Sunday, July 22, 2012

FTDNA Results

At my last post  I was waiting for my "upgrade" to 37 markers with FTDNA. I'm excited to get news that they are in. Ironically, a project manager contacted me before the FTDNA company email went out. The shocking bit is that with these new results all the Knowltons and Emerys and Damerons completely disappeared. Even the Boettcher who matched at 24/25 was gone. At Ysearch they all dropped like flies as well. The only one left was the Elmer. At FTDNA I match an Elmer at 35/37 and at SMGF I match an Elmer at 34/37.

With these results and the relative proximity of the two different Elmer families (one with a late 1700s brick wall in New York the other from Vermont, Connecticut and Massachusetts) I think it's highly likely that they are related. At this point the SMGF Elmer and FTDNA Elmer would only mismatch by 1. FTDNA and SMGF use different markers but it would probably be a pretty close match for them regardless.

Where does that leave me and Levi Thompson? Well, broadly speaking, I think it would be safe to assume that we're from the British Isles as the oldest man in the family says. It would also be safe to say that we're English like my father has always said. I would probably go a step further and say that we are most likely Saxon English.

Without something extraordinary cropping up, I think my Y DNA bids the Swedes, Danes and Finns farewell sometime between 2000 years ago and today. That's a lot of ground to cover of course but it's just my way of thinking about it. There are many Finns, Swedes and Danes in the Z18 project that I hope to also be a part of, it just seems to me that at the end we have been in a see-saw battle between Germans and English. For now, I think the English have won.

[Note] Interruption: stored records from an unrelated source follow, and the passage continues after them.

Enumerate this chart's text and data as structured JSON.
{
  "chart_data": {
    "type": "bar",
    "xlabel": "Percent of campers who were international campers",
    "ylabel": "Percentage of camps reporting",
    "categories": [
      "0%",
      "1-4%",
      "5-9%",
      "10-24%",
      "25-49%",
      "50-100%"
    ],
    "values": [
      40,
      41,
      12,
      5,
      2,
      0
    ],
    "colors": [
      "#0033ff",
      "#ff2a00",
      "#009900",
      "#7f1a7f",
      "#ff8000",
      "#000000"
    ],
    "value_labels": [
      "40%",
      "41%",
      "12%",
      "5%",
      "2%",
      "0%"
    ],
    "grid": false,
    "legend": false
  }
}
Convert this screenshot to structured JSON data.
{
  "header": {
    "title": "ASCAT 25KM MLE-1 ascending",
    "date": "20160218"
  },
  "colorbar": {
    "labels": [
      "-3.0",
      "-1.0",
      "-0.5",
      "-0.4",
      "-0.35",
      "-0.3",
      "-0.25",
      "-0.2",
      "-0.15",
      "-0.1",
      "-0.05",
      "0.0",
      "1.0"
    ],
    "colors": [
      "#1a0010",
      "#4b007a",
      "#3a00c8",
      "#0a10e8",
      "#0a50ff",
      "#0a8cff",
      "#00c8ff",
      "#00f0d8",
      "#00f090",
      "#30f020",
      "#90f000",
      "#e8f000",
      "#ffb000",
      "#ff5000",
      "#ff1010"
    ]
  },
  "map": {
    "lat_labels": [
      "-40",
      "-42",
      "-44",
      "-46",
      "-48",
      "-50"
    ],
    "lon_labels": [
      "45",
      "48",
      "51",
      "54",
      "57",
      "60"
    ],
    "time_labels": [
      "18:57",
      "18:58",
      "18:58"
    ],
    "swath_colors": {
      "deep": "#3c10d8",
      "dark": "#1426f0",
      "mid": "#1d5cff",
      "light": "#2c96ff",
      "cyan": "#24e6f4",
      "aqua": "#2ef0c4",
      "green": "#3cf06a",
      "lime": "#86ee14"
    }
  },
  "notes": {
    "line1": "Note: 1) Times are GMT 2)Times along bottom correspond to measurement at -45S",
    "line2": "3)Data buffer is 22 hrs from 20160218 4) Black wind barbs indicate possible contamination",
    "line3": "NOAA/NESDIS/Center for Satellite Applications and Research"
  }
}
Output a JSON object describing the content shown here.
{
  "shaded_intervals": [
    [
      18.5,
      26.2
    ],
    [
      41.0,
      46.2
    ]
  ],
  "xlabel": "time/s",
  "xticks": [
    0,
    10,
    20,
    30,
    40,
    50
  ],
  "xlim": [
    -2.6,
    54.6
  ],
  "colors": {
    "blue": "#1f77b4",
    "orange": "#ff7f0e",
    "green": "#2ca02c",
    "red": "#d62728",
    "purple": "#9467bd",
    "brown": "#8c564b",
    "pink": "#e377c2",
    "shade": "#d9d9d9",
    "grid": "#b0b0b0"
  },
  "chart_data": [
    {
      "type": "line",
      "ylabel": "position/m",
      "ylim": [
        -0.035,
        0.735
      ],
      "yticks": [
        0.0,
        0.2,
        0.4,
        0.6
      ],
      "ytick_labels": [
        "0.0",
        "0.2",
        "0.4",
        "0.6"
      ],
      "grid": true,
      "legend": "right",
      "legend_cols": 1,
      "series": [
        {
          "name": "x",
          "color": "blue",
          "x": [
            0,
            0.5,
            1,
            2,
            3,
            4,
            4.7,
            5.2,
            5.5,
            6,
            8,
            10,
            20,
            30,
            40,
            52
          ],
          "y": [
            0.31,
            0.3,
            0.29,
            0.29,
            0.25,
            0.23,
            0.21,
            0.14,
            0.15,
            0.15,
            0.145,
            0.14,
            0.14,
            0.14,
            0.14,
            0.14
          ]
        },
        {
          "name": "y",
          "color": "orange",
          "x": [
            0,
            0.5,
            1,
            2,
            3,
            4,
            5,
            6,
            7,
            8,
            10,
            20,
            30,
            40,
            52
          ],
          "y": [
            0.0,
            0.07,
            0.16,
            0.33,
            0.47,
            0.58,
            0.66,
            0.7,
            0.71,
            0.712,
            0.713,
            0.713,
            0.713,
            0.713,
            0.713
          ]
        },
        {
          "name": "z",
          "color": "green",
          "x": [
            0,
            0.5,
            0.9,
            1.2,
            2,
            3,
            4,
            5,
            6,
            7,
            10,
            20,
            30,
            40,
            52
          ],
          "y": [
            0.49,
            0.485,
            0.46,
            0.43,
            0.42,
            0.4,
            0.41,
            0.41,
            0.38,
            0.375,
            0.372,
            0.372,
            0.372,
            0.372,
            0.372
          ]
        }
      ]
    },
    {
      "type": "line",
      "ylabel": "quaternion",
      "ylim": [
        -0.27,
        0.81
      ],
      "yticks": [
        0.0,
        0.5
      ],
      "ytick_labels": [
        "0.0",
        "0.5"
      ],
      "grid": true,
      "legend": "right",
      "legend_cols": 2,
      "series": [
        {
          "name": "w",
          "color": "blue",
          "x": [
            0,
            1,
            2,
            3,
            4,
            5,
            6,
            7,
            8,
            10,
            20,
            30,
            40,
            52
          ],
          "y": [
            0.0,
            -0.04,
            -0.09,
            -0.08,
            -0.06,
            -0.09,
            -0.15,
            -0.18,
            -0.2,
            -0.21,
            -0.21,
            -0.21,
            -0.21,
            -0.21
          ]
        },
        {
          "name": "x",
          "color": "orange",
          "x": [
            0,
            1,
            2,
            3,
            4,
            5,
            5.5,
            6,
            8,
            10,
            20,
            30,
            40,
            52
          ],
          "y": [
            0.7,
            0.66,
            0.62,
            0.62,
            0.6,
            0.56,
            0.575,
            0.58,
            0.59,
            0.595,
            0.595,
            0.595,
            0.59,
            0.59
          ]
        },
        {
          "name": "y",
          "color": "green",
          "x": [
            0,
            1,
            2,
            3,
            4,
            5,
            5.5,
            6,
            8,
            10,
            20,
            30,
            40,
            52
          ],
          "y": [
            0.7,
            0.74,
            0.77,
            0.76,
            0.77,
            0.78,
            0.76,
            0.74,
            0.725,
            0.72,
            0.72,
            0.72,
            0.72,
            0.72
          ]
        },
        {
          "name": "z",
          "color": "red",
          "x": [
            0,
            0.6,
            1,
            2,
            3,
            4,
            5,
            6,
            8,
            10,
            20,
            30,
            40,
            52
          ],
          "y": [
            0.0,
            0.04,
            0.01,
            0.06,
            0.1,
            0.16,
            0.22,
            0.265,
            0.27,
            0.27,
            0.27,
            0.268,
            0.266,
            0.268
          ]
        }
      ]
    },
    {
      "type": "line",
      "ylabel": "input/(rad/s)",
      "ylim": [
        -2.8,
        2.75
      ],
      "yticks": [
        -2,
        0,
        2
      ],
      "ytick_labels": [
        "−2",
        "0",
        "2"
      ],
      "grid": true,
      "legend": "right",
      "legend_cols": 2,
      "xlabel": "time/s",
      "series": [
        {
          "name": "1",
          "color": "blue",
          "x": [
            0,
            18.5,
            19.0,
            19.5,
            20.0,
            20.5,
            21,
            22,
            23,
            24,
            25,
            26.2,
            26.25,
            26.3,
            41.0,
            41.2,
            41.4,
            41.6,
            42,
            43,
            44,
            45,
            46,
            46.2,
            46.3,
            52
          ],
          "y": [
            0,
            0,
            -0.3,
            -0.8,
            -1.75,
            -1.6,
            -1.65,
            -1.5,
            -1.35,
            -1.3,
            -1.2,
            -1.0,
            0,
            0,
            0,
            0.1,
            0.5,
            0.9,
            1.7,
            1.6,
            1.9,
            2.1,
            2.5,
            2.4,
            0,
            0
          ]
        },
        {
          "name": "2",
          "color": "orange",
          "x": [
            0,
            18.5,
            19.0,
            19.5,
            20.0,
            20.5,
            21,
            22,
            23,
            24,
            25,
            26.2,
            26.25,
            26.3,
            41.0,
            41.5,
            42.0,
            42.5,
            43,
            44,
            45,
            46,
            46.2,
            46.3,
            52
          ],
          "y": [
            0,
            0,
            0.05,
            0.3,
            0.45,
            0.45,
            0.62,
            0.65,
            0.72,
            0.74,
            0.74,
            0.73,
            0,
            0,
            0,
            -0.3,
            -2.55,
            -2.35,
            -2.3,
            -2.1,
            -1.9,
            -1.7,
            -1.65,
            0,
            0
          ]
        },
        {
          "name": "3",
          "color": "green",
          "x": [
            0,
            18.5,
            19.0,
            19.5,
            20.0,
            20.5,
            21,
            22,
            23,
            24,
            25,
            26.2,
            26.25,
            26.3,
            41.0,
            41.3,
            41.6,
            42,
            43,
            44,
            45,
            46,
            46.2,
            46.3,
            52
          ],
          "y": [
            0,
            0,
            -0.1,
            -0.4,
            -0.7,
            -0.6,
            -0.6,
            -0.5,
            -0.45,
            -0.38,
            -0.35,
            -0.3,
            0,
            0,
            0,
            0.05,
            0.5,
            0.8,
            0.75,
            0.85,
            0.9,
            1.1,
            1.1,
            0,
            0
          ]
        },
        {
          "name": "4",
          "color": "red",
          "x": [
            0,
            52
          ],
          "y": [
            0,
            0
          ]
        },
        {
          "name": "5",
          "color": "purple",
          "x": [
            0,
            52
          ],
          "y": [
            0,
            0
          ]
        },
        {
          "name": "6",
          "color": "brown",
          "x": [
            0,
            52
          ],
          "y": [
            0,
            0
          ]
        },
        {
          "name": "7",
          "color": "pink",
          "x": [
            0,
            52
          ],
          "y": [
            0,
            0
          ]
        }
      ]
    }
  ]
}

The odds for Thompsons in general are in favor of being Scots Irish and I think for the vast bulk of Thompsons that plays out. Early on, that seemed to be the way we would go too.

Having played this game for a while now though, it seems to me that even if we lived at some point in Ireland or Scotland we are more likely to be the stereotypical English Thompson that the (p) was added for. At this point I don't even think I can get us close to the border with Scotland, at least not with our Y. We look like some subset of people who live in Norfolk or Suffolk England. This is the reason my Y DNA brings all the Germans to the party.

What about my closest match? Well, the closest is the Elmer from New York, but that brick wall is pretty well in place. The oldest man in that line is listed as Daniel Ephraim Elmer. The other Elmers go back to John Elmer in Connecticut born 1778 and then a few trees run him back to Edward Elmer from Braintree England in the 1600s...and other trees run him back to Samuel (Aylmer) Elmer, b. 1546/1557, Tilney, , Norfolk, England .

Since that is not too awful far away from other matches of mine labelled "channel English", it seems reasonable enough.

What about Tilney? This from the Wikipedia articleThe village of Tilney St Lawrence did not exist in its own right at the time of the Domesday Book although the settlement of Islington, which lies in the very northeast corner of this parish, is listed. Today very little is left of the settlement of Islington,[5] which is thought to have been a populous and a valuable Late Saxon settlement.

Be sure to check it out and note the famous person listed in the article. From a different wikipedia article we get the etymology of the name Islington..this article was about Islington in London: Islington was originally named by the Saxons Giseldone (1005), then Gislandune (1062). The name means "Gīsla's hill" from the Old English personal name Gīsla and dun ("hill", "down"). 

So would I bet my life on it? No, the world is full of too many weird quirks and wonderful coincidences. Do all the signs seem to point in this direction? Yes.